Leadership – Having the Right Tool for the Right Task

A Phillips screwdriver won’t work on a slot-head screw. It’s tough to drive a staple with a hammer. A master carpenter has a tool for every purpose. An amateur has a few standard tools and tries to make them work for every purpose. So what’s this got to do with leadership?

Leaders acquire or invent the tools they need to fit the circumstances. They let the situation or the problem define the tools or techniques needed, rather than defining the problem by the tools they happen to have available. The look at problems as an opportunity to learn something, rather than merely as an opportunity to apply something they already know.

So a leader is a tool-finder as well as a tool-maker. A leader realizes that unconventional situations require unconventional tools. Unlike amateur managers, who let the tools they happen to have define the situation, leaders let the situation define the tools required.

Of course, a tool is the right tool only in the right hands. A master carpenter and the tool he or she is using are interdependent. They each enable the other. That’s the way it needs to be with leaders.
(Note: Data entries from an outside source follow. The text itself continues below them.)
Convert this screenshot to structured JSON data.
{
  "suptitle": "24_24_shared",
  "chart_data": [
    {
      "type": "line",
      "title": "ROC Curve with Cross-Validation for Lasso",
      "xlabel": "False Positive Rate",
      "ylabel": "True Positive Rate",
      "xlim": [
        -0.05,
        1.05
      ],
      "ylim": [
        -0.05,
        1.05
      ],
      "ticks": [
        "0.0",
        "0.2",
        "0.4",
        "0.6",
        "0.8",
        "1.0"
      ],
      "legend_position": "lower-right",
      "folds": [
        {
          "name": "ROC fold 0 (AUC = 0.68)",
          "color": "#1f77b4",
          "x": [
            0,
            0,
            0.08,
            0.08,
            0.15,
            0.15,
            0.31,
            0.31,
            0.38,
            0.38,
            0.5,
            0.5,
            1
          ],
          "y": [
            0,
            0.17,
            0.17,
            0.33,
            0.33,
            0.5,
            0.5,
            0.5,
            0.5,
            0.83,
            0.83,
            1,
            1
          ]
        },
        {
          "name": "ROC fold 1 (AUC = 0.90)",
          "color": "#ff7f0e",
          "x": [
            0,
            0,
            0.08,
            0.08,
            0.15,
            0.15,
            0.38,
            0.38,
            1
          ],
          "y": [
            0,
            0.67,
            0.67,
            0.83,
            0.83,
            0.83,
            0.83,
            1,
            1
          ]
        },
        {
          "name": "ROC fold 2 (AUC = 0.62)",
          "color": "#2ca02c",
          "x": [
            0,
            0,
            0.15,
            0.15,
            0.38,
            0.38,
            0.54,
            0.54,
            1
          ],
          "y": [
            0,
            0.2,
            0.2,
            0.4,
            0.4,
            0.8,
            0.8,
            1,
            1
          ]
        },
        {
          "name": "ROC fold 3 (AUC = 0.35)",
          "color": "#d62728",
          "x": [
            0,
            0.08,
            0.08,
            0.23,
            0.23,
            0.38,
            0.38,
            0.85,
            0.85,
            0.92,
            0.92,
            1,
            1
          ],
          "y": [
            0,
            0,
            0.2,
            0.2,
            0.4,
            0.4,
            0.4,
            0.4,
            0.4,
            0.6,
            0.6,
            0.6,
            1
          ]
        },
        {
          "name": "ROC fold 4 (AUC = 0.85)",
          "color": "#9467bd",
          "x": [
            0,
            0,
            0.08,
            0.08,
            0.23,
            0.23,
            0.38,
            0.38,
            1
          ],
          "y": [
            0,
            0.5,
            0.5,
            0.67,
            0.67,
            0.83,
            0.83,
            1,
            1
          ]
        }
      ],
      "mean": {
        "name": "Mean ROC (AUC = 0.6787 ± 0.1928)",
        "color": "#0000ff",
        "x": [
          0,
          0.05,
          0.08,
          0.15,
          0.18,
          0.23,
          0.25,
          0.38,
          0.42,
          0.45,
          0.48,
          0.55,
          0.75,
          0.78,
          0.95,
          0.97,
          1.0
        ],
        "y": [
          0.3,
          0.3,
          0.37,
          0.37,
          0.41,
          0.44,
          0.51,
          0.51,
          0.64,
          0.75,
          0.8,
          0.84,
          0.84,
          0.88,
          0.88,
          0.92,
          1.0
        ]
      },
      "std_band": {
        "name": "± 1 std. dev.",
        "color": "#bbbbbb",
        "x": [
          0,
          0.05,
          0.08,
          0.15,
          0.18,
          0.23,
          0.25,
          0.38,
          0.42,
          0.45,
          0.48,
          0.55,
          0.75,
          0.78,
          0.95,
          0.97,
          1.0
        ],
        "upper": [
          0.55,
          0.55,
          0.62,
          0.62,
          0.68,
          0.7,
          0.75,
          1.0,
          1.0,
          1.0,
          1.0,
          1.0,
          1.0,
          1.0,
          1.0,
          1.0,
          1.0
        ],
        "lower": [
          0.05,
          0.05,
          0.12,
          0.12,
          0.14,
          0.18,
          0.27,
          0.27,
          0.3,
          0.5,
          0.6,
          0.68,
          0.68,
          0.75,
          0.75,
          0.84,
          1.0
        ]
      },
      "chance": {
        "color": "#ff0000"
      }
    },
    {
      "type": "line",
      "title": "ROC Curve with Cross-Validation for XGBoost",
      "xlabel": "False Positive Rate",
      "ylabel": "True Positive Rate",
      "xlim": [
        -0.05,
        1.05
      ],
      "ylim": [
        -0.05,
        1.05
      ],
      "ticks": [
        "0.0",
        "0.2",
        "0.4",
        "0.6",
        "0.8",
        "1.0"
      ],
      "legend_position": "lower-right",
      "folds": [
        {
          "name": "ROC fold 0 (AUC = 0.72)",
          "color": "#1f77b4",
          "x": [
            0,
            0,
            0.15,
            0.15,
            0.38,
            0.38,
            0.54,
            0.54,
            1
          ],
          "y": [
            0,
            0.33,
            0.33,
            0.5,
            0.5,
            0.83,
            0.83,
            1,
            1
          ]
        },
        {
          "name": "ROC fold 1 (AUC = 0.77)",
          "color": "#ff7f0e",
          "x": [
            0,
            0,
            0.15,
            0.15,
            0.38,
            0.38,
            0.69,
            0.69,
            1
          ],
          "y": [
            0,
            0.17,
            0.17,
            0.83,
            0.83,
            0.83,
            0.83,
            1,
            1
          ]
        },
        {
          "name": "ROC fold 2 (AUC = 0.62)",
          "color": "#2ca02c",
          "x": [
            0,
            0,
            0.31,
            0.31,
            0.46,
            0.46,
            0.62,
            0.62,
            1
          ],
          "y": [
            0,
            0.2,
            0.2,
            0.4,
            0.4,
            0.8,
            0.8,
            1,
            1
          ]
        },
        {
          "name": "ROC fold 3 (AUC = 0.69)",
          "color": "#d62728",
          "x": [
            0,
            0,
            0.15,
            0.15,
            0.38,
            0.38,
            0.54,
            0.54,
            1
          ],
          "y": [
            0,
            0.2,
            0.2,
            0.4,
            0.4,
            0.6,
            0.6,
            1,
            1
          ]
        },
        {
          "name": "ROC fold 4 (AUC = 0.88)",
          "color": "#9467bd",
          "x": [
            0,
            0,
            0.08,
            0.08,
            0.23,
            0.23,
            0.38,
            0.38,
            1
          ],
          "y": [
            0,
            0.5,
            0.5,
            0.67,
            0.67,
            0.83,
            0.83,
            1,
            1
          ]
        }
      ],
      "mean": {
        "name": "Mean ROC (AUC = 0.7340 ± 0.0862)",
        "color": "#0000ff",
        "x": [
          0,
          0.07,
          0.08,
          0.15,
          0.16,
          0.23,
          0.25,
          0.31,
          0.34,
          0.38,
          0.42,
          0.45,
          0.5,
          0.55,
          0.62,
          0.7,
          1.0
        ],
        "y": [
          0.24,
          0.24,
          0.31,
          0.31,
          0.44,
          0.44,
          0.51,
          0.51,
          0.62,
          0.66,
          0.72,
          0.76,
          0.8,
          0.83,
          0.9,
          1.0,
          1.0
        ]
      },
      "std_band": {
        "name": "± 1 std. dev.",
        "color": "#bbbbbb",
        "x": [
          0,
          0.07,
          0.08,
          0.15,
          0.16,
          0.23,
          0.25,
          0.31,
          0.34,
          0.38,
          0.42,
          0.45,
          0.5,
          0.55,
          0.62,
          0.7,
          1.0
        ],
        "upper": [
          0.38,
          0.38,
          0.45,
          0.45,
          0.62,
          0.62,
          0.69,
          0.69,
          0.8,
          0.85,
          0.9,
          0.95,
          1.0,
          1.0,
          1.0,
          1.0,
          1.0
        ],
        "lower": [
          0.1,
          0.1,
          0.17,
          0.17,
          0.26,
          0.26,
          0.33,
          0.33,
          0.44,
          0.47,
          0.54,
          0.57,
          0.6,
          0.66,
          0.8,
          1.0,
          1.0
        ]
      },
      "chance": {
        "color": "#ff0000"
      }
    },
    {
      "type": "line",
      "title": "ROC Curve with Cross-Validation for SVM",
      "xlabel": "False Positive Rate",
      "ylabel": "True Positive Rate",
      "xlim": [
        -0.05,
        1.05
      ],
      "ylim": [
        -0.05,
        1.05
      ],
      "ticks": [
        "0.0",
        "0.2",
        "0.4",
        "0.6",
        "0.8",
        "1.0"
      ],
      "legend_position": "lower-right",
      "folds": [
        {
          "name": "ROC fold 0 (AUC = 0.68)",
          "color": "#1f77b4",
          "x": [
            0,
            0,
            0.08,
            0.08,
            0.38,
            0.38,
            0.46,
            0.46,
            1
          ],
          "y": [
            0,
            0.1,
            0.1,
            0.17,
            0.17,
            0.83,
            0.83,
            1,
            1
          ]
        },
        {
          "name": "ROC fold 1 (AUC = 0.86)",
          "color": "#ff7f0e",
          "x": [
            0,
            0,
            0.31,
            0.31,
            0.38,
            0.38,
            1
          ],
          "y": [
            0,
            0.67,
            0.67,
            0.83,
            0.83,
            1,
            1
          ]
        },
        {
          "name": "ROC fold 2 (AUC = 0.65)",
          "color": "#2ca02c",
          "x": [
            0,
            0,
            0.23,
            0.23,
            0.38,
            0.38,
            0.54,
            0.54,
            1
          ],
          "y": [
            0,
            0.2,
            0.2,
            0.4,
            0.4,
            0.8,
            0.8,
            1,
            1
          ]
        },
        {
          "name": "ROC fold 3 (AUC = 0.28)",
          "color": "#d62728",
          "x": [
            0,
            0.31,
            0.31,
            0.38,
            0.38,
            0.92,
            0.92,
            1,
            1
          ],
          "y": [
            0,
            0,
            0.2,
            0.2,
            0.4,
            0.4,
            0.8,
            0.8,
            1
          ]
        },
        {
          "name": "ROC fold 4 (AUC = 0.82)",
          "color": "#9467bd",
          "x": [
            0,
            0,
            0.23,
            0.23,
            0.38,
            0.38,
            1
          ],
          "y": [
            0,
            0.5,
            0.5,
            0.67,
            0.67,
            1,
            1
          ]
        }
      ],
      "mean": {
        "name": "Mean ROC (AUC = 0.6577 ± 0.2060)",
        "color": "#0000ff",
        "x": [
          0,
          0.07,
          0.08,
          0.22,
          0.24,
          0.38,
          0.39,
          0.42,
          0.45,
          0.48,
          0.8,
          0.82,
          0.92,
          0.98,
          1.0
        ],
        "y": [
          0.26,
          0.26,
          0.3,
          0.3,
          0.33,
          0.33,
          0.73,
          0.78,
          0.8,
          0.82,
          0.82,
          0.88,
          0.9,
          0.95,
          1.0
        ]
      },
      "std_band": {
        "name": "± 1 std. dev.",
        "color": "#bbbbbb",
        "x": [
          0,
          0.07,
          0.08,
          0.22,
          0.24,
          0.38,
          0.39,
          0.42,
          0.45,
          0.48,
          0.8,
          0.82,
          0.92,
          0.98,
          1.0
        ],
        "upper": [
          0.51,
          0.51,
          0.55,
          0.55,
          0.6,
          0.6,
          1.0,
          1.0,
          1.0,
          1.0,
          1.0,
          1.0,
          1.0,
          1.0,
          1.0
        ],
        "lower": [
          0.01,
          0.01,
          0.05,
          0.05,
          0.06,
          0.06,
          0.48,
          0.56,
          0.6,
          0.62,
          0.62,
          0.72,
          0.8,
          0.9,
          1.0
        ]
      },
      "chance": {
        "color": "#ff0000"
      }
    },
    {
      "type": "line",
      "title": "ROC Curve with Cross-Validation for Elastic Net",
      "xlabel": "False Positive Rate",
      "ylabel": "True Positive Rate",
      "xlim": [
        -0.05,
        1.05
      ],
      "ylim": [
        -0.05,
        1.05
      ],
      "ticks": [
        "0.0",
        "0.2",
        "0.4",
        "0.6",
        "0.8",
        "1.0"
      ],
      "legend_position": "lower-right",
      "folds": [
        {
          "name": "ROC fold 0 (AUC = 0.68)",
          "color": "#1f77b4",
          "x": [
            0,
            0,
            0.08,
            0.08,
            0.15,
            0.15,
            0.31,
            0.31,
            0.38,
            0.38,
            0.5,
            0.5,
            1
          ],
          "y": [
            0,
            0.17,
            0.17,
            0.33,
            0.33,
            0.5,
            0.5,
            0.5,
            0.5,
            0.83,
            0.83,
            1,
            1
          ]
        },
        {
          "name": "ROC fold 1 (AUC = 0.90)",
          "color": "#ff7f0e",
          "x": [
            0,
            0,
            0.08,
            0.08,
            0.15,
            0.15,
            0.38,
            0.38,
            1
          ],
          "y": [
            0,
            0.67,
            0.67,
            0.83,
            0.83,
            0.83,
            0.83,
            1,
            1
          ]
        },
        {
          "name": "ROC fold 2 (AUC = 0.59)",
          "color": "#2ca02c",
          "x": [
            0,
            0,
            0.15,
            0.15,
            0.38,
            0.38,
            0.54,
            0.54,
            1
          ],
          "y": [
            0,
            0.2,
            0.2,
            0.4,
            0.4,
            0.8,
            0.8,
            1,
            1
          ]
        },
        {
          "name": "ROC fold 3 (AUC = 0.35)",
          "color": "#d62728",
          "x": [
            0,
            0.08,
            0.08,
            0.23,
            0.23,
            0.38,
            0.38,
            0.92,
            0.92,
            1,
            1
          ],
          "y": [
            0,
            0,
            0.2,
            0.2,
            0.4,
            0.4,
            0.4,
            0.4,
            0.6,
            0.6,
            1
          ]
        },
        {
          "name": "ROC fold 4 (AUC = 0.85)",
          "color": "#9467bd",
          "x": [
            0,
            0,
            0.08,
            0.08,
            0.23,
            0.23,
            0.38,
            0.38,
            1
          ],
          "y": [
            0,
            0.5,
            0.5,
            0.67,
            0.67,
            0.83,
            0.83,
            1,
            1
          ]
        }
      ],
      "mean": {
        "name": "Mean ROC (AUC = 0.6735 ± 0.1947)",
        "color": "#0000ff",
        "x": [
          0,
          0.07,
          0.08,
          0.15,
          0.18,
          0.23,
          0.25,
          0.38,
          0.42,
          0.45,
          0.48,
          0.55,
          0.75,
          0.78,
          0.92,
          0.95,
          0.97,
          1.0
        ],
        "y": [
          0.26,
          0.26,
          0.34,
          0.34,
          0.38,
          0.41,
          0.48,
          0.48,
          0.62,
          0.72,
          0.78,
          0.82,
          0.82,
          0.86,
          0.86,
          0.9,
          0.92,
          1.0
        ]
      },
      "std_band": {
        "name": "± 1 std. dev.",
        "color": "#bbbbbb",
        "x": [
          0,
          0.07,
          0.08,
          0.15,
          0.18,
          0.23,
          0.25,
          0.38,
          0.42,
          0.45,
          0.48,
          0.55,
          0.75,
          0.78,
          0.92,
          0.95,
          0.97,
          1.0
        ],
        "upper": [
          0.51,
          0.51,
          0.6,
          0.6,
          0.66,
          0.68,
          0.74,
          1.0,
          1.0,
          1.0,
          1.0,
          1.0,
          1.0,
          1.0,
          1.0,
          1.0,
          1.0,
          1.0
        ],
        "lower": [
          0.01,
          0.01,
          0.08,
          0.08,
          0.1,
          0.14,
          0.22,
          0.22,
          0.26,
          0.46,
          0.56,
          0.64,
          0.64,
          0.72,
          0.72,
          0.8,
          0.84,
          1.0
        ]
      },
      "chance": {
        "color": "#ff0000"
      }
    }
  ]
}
By itself, a hammer does nothing it was designed to do. In the hands of an amateur, expect damage. In the hands of a master craftsman, expect superior results. No tool or technique can compensate for the inadequacies of their users. We are led – easily on our part – to believe that we can buy smarts, or at least buy something that would compensate for our own or others’ incompetencies. However, you cannot. I cannot. No one can.

The right person is the person who is fully capacitated – fully competent – to combine with that tool or technique what can be achieved when each is “right.” Consider these closing points:

  • A poor tool in the hands of a fully competent person will produce results far superior to a magnificent tool in the hands of an incompetent person.
  • Who is the “right” person? The one who is fully competent to make use of the right tool.
  • Any shortfall in competence lessens the value of the tool.

A leader is someone who has the right tool for the right task – and knows how to use it.